Мантикора закатила свои яркие глаза.

– Как они могут понять, нужна ли им вся история, если не попробуют? – запротестовал он.

– Ну тогда продолжай и не жалуйся, если на ужин опять будет мышатина, – парировало красное чудовище.

Тальо одарил нас колючей и блестящей улыбкой, топнул копытами, словно решил сплясать, и начал рассказ.

Сказка Евнуха и Одалиски

Воспойте, о, воспойте грациозных газелли! Проворны и быстры их копытца цвета ваксы, а до чего милы их звонкие песенки! Нет пастуха непреклоннее, нет светлячка шустрее, нет мелодий легче и стихов радостнее, чем те, которые мы – мы! – сочиняем на овечьих пастбищах в наших родных краях.

Мы – воплощение грации, играем на флейтах из козьего рога, следим за огнём на полях, с которых убрали сено, сложив его в стога и снопы. Стоит лишь разбить лагерь и разжечь костёр, и мы будем тут как тут – переступая копытцами по траве, топая в такт барабану и пьяным альтам. Лишь зажги искру – и мы прибежим, бросив овец и коров, молоко и мясо, туман, сырость и спорынью на ржи, от которой голова идёт кругом и душа танцует рил [12] Рил – быстрый шотландский и ирландский танец; спорынья – род грибов, паразитирующих на рже и пшенице, отравление которыми сопровождается, помимо прочих симптомов, нервным возбуждением и галлюцинациями., и пшеницу, золотое блестящее зерно!

А если утром ты обнаружишь, что твоя жена пропала; узнаешь, что твой брат сбежал; заметишь, что один или два твоих спутника исчезли, – что ж, это не наша вина. Ведь мы просто животные и следуем своей животной натуре, как и ты. Иначе не было бы ни костров, ни вина, ни сводящих с ума песен, ни кружения, ни верчения, ни блеяния овец, ведомых на убой. И на что тогда была бы похожа наша жизнь? Да, мы берём одного или двоих, но что мы даём? Костры и вино, песни в уме, кружение и верчение и девушек, покорных овечек. Мы даём не меньше, чем забираем.

Да, воспойте газелли. Это мой народ, и о нас слагают много песен. Мы выслеживаем походные костры в лесистых долинах и что потом? Танцуем ли мы? Поём ли слаще любой гнусавой деревенской арфы? Не сомневайся! Легки ли мы и гибки, светлы ли наши лица, целуемся ли мы так, как поэты воображают о себе? И не исчезают ли к утру один или двое? В этом тоже не сомневайся! По зелёному наряду ты узнаешь нас, по зелёным курткам или зелёным юбкам, волочащимся за нами, чтобы лишь те, кто понимает, куда смотреть, увидели копыта, чёрные и блестящие, словно вакса. А что за участь постигает одного или двух счастливчиков, которых сырым пепельным утром нигде не могут найти?
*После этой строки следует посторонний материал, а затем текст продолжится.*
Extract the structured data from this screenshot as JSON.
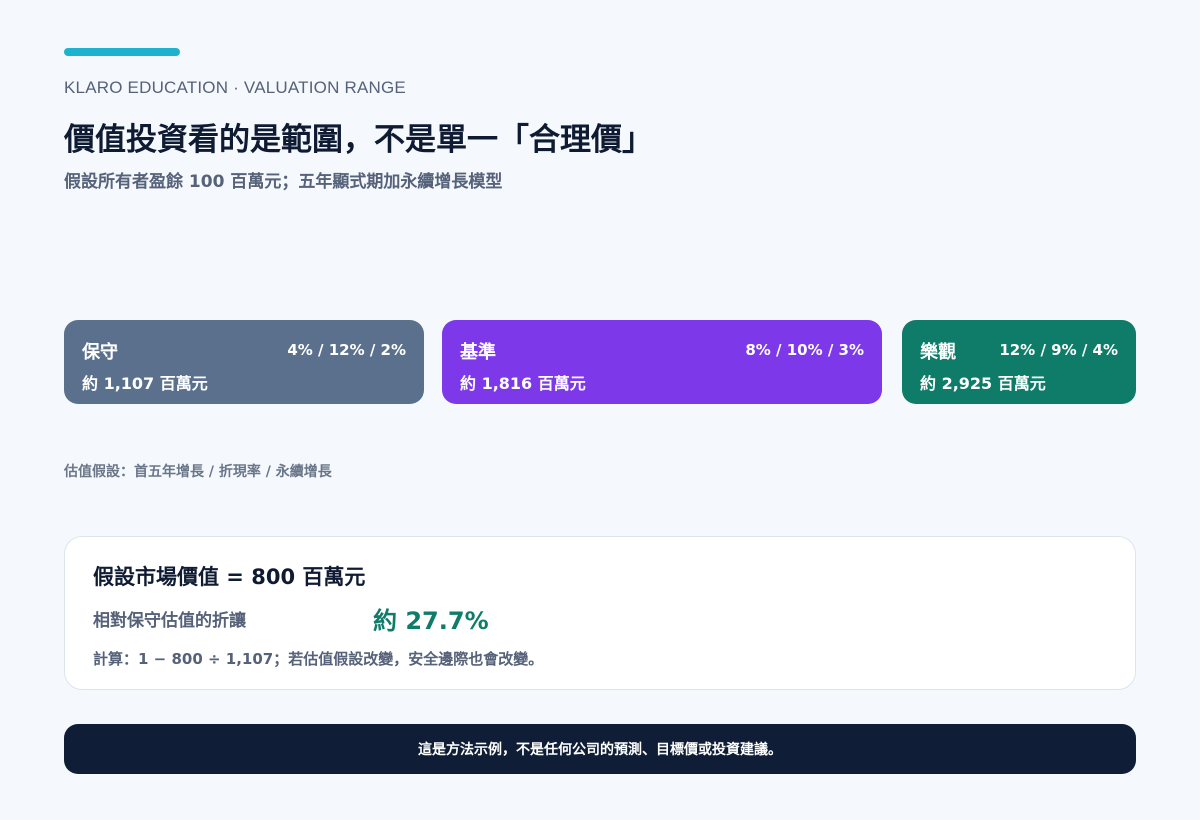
{
  "header": {
    "eyebrow": "KLARO EDUCATION · VALUATION RANGE",
    "title": "價值投資看的是範圍，不是單一「合理價」",
    "subtitle": "假設所有者盈餘 100 百萬元；五年顯式期加永續增長模型",
    "accent_color": "#1db3cf"
  },
  "scenarios": [
    {
      "name": "保守",
      "params": "4% / 12% / 2%",
      "value": "約 1,107 百萬元",
      "color": "#5a708c"
    },
    {
      "name": "基準",
      "params": "8% / 10% / 3%",
      "value": "約 1,816 百萬元",
      "color": "#7d38ea"
    },
    {
      "name": "樂觀",
      "params": "12% / 9% / 4%",
      "value": "約 2,925 百萬元",
      "color": "#0e7c68"
    }
  ],
  "assumption_note": "估值假設：首五年增長 / 折現率 / 永續增長",
  "market": {
    "headline": "假設市場價值 = 800 百萬元",
    "discount_label": "相對保守估值的折讓",
    "discount_value": "約 27.7%",
    "calc": "計算：1 − 800 ÷ 1,107；若估值假設改變，安全邊際也會改變。"
  },
  "disclaimer": "這是方法示例，不是任何公司的預測、目標價或投資建議。"
}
Всем тварям, что живут под Звёздами, положено питаться, мои дорогие.

Мы пастухи, и есть овец, которых мы стережем, было бы кощунством. Разве нет? Есть коров и коз было бы неприлично! Как вы могли это предложить? Какое извращение вы мне описали! Ну-ка, прочь отсюда, пока не отведали моего копыта!

Или нет, постойте. Возможно, когда-то был газелли, чьи аппетиты походили на то, о чём вы толкуете. Возможно, был тот, кому не нравились ни девушки, ни даже жилистые цыганские мальчики. Возможно, он считал ягнятину и жареную говядину со вкусом дыма сочными и сладкими, а козлятину солёной и мягкой, в самый раз для его аккуратных белых зубов. Возможно, его звали Тальо, и он, вероятно, перед вами. Не так уж трудно представить себе, что после долгих лет тайных пиршеств и пантомимы на пирушках, когда он изображал, как обгладывает кость или лакает кровь из раны, его поймали наслаждавшимся ягнёнком, умершим от простуды. «Прошу прощения!» – говорит этот бедный газелли. В то, кто именно застиг меня за пиршеством, очень трудно поверить.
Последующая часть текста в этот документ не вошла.